Councils’ Differential Rating – discriminatory local taxation
Ironically, differential rating was first introduced about 30 years ago so that western councils could provide rating relief to rural farmers suffering drought and economic bad times. They were land rich but cash poor. So Councils were given the power to set a lower “differential” rate in the dollar. For the 60 odd years prior to that, all Queensland councils could only charge one universal rate in the dollar. Mmmmm … that seemed fair.
About 15 years ago, Brisbane City Council were the first to see the opportunity of reversing the intent of the legislation. Other councils throughout the State quickly took up the idea i.e. charge a higher rate on business and industry thereby maintaining (for a while at least) the unsustainable promise of keeping residential rates at or below CPI. It was a popular winner at the ballot box notwithstanding that Councils’ operating costs and budgets were escalating well beyond CPI. Apparently that promise is no longer sustainable because of, … yep; you guessed it … “the global economic crisis”. Residential rate increases between 5%-10% seem relatively common these days. Meanwhile Commercial and Industrial rate increases of 20%-40% are not uncommon.
The differential rating juggernaut is getting hungrier – there is a gaping revenue hole in every Council budget, so non-residential property is in the firing line … again.

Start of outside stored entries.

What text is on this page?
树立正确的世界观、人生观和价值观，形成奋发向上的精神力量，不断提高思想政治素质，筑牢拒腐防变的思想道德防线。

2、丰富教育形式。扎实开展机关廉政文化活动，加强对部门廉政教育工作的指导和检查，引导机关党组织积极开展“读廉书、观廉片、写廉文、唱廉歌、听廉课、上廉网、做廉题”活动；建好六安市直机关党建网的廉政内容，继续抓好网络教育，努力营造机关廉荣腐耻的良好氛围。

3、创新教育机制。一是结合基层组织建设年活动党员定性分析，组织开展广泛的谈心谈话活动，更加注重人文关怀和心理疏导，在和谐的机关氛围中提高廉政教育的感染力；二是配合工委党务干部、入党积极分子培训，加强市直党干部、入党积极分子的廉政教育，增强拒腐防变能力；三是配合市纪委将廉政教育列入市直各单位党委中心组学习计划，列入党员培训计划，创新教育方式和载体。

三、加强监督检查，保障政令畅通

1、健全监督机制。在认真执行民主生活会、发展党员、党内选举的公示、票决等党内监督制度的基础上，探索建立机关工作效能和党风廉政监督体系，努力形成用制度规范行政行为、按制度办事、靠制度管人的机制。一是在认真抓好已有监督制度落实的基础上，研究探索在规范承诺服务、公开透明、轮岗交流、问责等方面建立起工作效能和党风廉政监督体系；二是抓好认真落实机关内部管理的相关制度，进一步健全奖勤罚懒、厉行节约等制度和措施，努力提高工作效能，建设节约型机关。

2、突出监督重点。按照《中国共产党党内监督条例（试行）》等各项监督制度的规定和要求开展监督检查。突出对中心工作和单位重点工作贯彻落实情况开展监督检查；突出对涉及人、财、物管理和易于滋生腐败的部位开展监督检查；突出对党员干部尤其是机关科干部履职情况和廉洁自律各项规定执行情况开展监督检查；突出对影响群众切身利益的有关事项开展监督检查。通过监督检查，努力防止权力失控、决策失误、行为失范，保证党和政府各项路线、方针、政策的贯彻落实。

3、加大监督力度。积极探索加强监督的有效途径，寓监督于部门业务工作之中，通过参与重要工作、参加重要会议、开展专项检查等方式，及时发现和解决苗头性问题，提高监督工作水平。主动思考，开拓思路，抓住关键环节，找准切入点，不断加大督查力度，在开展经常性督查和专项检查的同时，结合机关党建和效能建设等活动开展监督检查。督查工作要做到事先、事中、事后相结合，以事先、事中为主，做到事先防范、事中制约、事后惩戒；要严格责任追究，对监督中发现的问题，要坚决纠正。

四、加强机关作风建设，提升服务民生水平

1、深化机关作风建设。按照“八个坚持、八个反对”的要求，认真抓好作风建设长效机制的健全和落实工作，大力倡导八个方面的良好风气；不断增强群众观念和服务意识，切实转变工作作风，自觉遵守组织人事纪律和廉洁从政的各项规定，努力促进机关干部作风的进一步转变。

Here is an example of the blatant targeting of a small group in a regional Council budget : “Land zoned Special Purposes upon which is located storage or handling facilities for commodities or containers shipped through the Port of …” and they got slammed with a general rate 304 times higher (that’s not a misprint) than the standard residential rate.
It is common around the State to see the general rates (cents/$) set 2- 4 times higher than the standard residential rate. The just released Brisbane 2009-10 budget sets the differential for most commercial /industrial at 2.4 times higher. Shopping centres get a bigger whack at up to 3 times higher. With land valuations running into multi-millions, the effect is exponential.